The Japanese Cemetery Park

Do you know that there is a Japanese Cemetery Park in Singapore which located at 825B Chuan Hoe Ave, Singapore 549853 (Yio Chu Kang Road)?

Although Singapore government gazetted as a memorial park in 1987. Many of you may not heard about it or aware that we do have Japanese Cemetery Park.

The Japanese Cemetery Park which known as 日本人墓地公園 was official granted permission for this cemetery use on 26 June 1891 by The British Colonial Government. Till today, it is the largest and best-preserved Japanese Cemetery in Southeast Asia.

The site measures 30,000 square metres and has an estimated of 910 tombstones that contain the remains of members of Japanese community in Singapore. It's also including 唐行きさん (Karayuki-san aka Japanese prostitutes), civilians, soldiers and convicted war criminals.

When I visited on Sunday, The Japanese Cemetery Park are quiet and peaceful. As usual, I take out my camera and randomly shoot the scenery over here. It is so interesting that in Singapore, I could able to see The Japanese Shrine and the Buddhist sculpture as it is very rare here.

I also got to know that the first Japanese person to settle in Singapore was 山本音吉 (Yamamoto Otokichi), who arrived in 1862.

When I walked in further, I was rather sad for Karayuki-san who dead here during the end of the Meiji Era around 1870's to 1930's. Those poor Japanese young women were sold off for Prostitution in East Asia and South East Asia by their own family. Each of the tombstones tell a story of their past which everyone forgotten Japanese prostitution era before the World War II occurred.

Some of the well known Japanese also buried here. Those people are prominent author Takeshiro Nishimura, who lived in Singapore from 1902 until his death in 1942.

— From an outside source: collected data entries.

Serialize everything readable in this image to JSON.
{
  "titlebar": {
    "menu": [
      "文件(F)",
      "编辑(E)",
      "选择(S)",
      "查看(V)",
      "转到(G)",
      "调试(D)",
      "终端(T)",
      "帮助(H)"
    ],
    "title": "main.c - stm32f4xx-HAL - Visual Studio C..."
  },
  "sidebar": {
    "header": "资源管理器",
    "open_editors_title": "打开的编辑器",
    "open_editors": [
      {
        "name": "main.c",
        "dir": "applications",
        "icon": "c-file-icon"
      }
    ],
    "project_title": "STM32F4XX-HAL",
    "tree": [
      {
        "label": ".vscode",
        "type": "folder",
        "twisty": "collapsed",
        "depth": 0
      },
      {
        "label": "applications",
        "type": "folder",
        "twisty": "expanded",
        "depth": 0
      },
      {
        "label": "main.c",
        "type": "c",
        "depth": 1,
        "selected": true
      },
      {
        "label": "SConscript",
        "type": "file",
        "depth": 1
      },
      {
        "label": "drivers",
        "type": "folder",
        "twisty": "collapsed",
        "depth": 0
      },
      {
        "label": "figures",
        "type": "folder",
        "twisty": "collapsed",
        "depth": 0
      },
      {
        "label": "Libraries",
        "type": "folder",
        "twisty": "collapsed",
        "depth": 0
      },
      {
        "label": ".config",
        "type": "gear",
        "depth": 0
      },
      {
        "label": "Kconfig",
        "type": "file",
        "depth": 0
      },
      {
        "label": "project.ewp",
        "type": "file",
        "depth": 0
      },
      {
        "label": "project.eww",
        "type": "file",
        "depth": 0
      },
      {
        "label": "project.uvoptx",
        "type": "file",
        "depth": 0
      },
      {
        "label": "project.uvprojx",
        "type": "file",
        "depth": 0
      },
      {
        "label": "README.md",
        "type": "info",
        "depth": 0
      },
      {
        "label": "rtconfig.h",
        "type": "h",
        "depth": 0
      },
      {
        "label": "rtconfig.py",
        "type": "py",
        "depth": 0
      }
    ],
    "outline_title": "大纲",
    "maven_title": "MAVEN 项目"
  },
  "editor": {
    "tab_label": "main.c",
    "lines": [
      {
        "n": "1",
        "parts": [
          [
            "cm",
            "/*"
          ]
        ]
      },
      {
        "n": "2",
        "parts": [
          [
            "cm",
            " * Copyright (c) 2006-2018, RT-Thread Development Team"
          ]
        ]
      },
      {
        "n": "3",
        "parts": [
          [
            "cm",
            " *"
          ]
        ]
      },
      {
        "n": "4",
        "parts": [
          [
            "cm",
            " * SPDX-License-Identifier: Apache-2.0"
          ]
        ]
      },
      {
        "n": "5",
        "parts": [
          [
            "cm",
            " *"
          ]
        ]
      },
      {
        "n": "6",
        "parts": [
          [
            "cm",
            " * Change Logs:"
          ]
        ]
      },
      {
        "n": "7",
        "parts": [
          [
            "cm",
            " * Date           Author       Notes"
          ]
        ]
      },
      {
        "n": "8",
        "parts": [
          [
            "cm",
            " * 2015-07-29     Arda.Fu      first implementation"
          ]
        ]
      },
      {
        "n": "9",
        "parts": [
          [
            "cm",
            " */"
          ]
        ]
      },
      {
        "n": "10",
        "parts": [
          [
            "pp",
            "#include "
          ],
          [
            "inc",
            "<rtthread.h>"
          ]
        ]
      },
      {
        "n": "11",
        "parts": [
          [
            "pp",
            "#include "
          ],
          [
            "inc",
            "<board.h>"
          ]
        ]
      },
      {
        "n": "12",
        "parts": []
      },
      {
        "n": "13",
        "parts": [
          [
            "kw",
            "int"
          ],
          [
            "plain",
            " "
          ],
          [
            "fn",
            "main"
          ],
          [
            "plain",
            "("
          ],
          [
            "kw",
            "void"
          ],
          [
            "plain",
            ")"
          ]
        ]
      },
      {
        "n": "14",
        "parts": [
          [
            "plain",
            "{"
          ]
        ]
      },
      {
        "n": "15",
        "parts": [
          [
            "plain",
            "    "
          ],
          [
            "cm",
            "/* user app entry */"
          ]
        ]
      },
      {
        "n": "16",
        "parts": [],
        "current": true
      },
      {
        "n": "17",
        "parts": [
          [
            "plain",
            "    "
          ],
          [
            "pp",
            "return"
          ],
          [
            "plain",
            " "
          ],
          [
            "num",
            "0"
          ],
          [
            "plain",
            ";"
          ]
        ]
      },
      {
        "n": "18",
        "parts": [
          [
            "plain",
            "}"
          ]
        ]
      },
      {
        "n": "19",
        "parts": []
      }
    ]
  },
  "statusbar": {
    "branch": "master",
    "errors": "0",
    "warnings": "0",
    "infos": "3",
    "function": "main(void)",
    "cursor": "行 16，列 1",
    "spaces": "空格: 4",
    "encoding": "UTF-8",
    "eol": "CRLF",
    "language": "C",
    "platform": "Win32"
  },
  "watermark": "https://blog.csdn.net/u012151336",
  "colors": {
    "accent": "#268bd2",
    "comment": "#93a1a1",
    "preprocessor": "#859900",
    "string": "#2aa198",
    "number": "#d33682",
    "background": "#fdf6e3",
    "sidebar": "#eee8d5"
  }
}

Yoshio Nishimura, the managing director of Ishihara Sangyo Koshi, an iron ore mining company in Malaya. He was a president of the Japanese Association.

During the Japanese occupation of Singapore from 1942-1945, It was the worst nightmare for everyone who lived in horror and terrified that the Japanese soldiers would captured and killed them. Despite that, the Japanese soldiers also got killed during the war.

The Japanese soldiers buried their own ally bodies and construction of memorials in the cemetery. Many of the important key appointment tombstones can be found here as well. It is good that the Japanese Cemetery Park are well preserved.

Although it could be a painful experience for our pioneers to remember, but we should let our young generation to know The Japanese Cemetery Park as it is somehow connected to part of the Singapore history.